Renowned cultural, gender and medical theorist Paula Treichler will speak on “Paradoxes of Visibility: Women’s Health in a ‘Post-Reproductive Era'” at 7 p.m. April 5 for the Mildred Lane Kemper Art Museum.
The talk is free and open to the public and is presented in conjunction with the exhibition Inside Out Loud: Women’s Health in Contemporary Art, on display through April 24.
Widely considered one of the nation’s leading practitioners of interdisciplinary research, Treichler is a professor of social medicine, of cultural studies and of feminist theory at the University of Illinois.
She is the author of How to Have Theory in an Epidemic: Cultural Chronicles of AIDS (1999) as well as the forthcoming How To Use a Condom: The Trojan Story, a cultural analysis of condoms in the United States since 1880, and Medicine’s Moving Pictures: Health and Disease in Film and Television.
Treichler co-authored A Feminist Dictionary (1985) with Cheris Kramarae and Language, Gender, and Professional Writing: Theoretical Approaches and Guidelines for Nonsexist Language (1989) with Francine Wattman Frank.

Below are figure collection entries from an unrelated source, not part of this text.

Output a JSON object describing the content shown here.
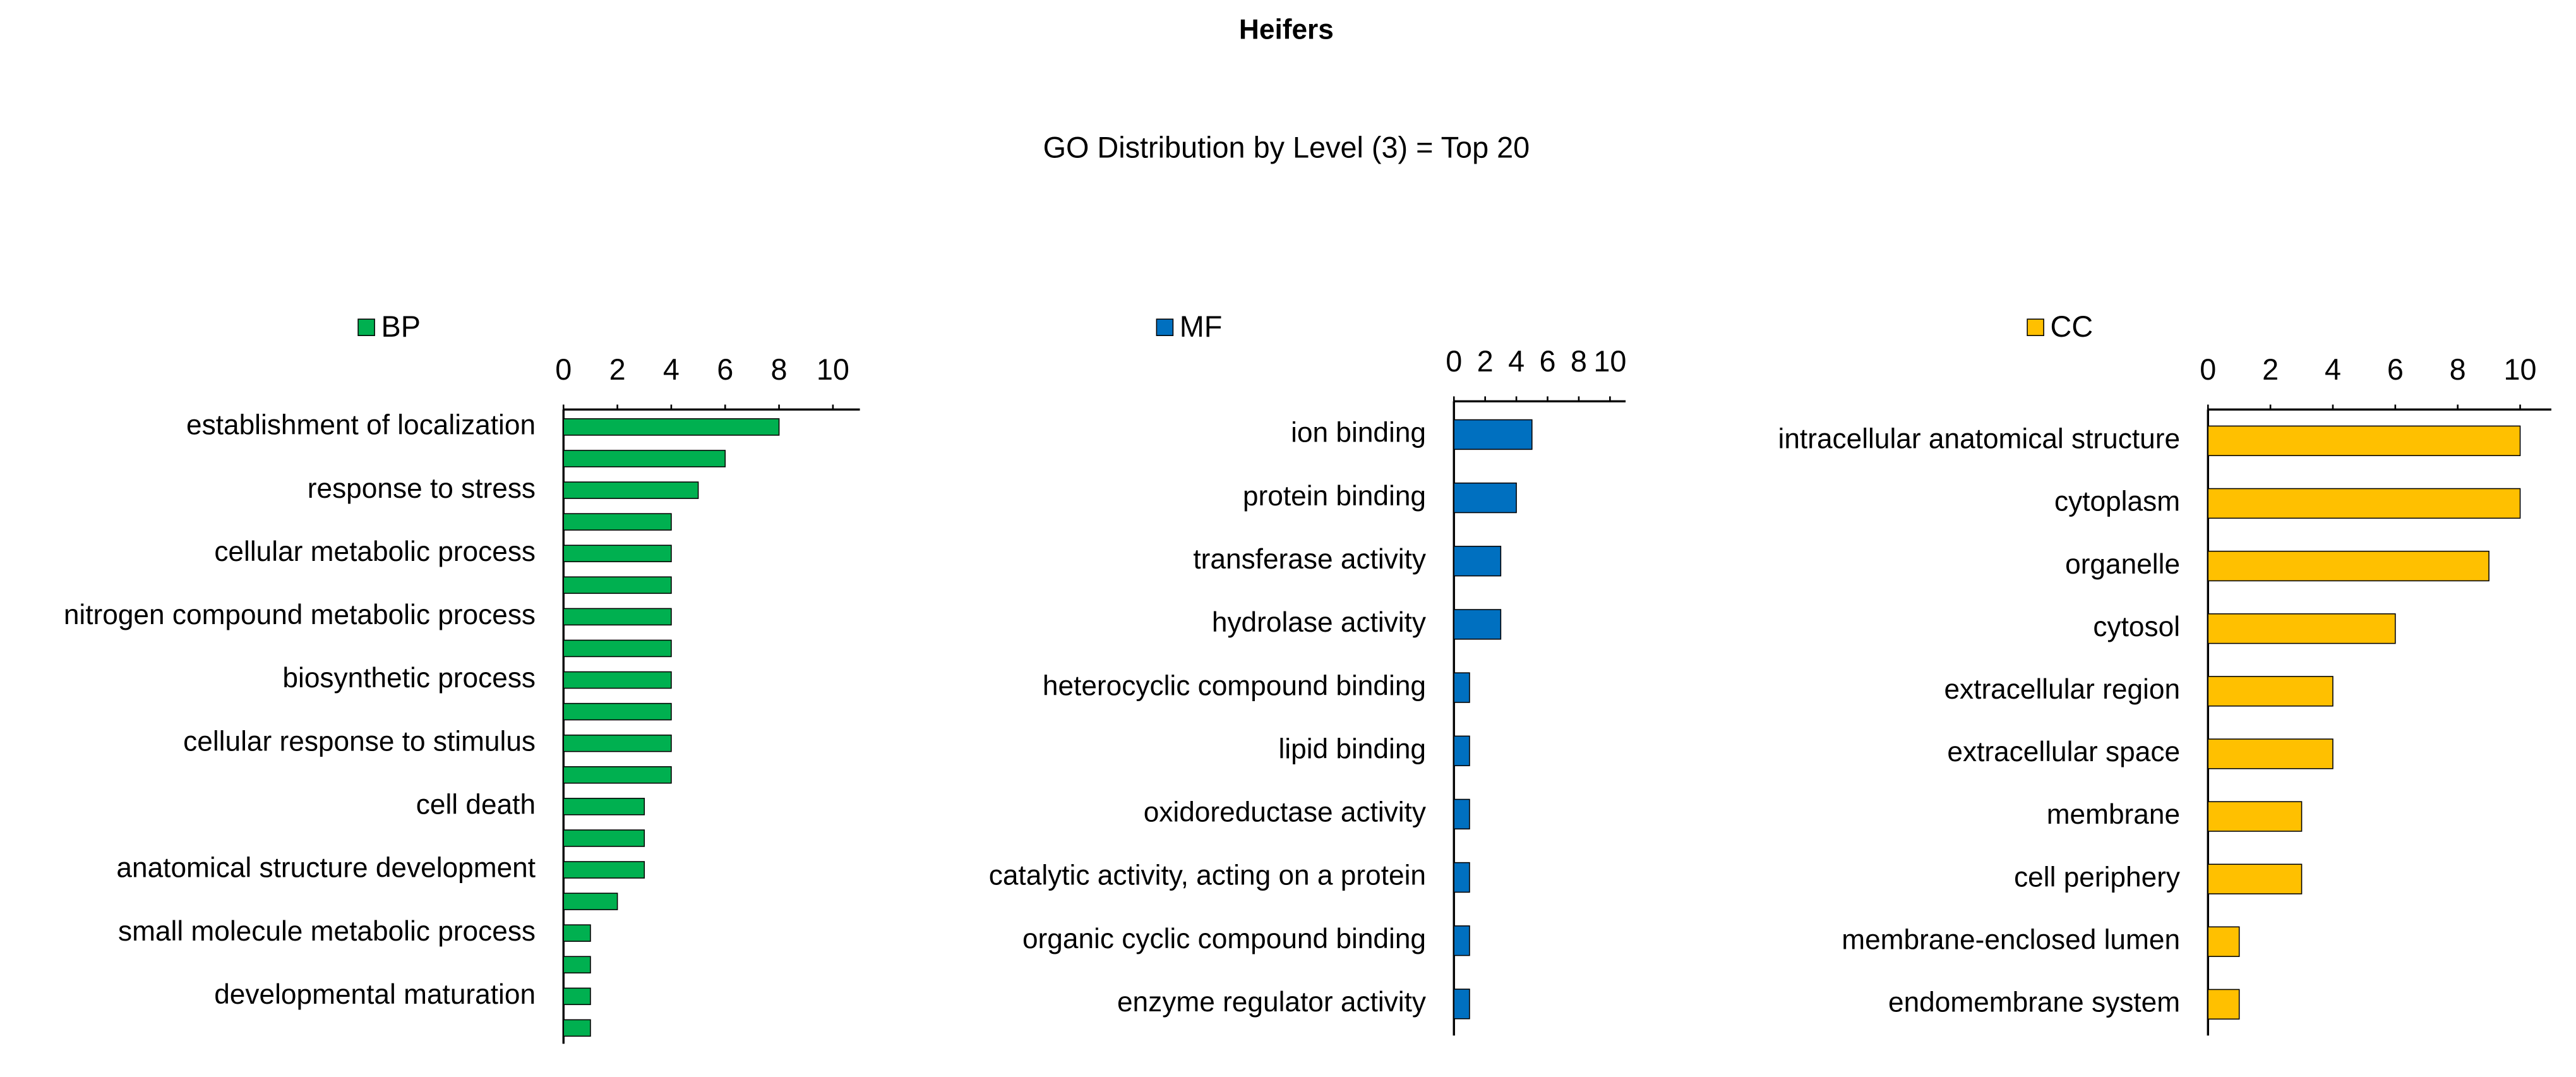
{
  "title": "Heifers",
  "subtitle": "GO Distribution by Level (3) = Top 20",
  "chart_data": [
    {
      "type": "bar",
      "orientation": "horizontal",
      "categories": [
        "establishment of localization",
        null,
        "response to stress",
        null,
        "cellular metabolic process",
        null,
        "nitrogen compound metabolic process",
        null,
        "biosynthetic process",
        null,
        "cellular response to stimulus",
        null,
        "cell death",
        null,
        "anatomical structure development",
        null,
        "small molecule metabolic process",
        null,
        "developmental maturation",
        null
      ],
      "series": [
        {
          "name": "BP",
          "color": "#00b050",
          "values": [
            8,
            6,
            5,
            4,
            4,
            4,
            4,
            4,
            4,
            4,
            4,
            4,
            3,
            3,
            3,
            2,
            1,
            1,
            1,
            1
          ]
        }
      ],
      "xlim": [
        0,
        11
      ],
      "xticks": [
        0,
        2,
        4,
        6,
        8,
        10
      ]
    },
    {
      "type": "bar",
      "orientation": "horizontal",
      "categories": [
        "ion binding",
        "protein binding",
        "transferase activity",
        "hydrolase activity",
        "heterocyclic compound binding",
        "lipid binding",
        "oxidoreductase activity",
        "catalytic activity, acting on a protein",
        "organic cyclic compound binding",
        "enzyme regulator activity"
      ],
      "series": [
        {
          "name": "MF",
          "color": "#0070c0",
          "values": [
            5,
            4,
            3,
            3,
            1,
            1,
            1,
            1,
            1,
            1
          ]
        }
      ],
      "xlim": [
        0,
        11
      ],
      "xticks": [
        0,
        2,
        4,
        6,
        8,
        10
      ]
    },
    {
      "type": "bar",
      "orientation": "horizontal",
      "categories": [
        "intracellular anatomical structure",
        "cytoplasm",
        "organelle",
        "cytosol",
        "extracellular region",
        "extracellular space",
        "membrane",
        "cell periphery",
        "membrane-enclosed lumen",
        "endomembrane system"
      ],
      "series": [
        {
          "name": "CC",
          "color": "#ffc000",
          "values": [
            10,
            10,
            9,
            6,
            4,
            4,
            3,
            3,
            1,
            1
          ]
        }
      ],
      "xlim": [
        0,
        11
      ],
      "xticks": [
        0,
        2,
        4,
        6,
        8,
        10
      ]
    }
  ]
}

She co-editor of For Alma Mater: Theory and Practice in Feminist Scholarship (1985) with Cheris Kramarae and Beth Stafford; Cultural Studies (1992) with Lawrence Grossberg and Cary Nelson; and The Visible Woman: Imaging Technologies, Gender, and Science (1998) with Lisa Cartwright and Constance Penley.
Treichler earned an undergraduate degree from Antioch College — which included a year in India studying philosophy at Madras Christian College — and a doctorate in linguistics and psycholinguistics from the University of Rochester.
Inside Out Loud is the first major survey of contemporary American art to explore critical issues relating to women’s health. More than 30 campus and community partners have joined with the Kemper Art Museum to present close to 70 events relating to women’s health throughout the spring.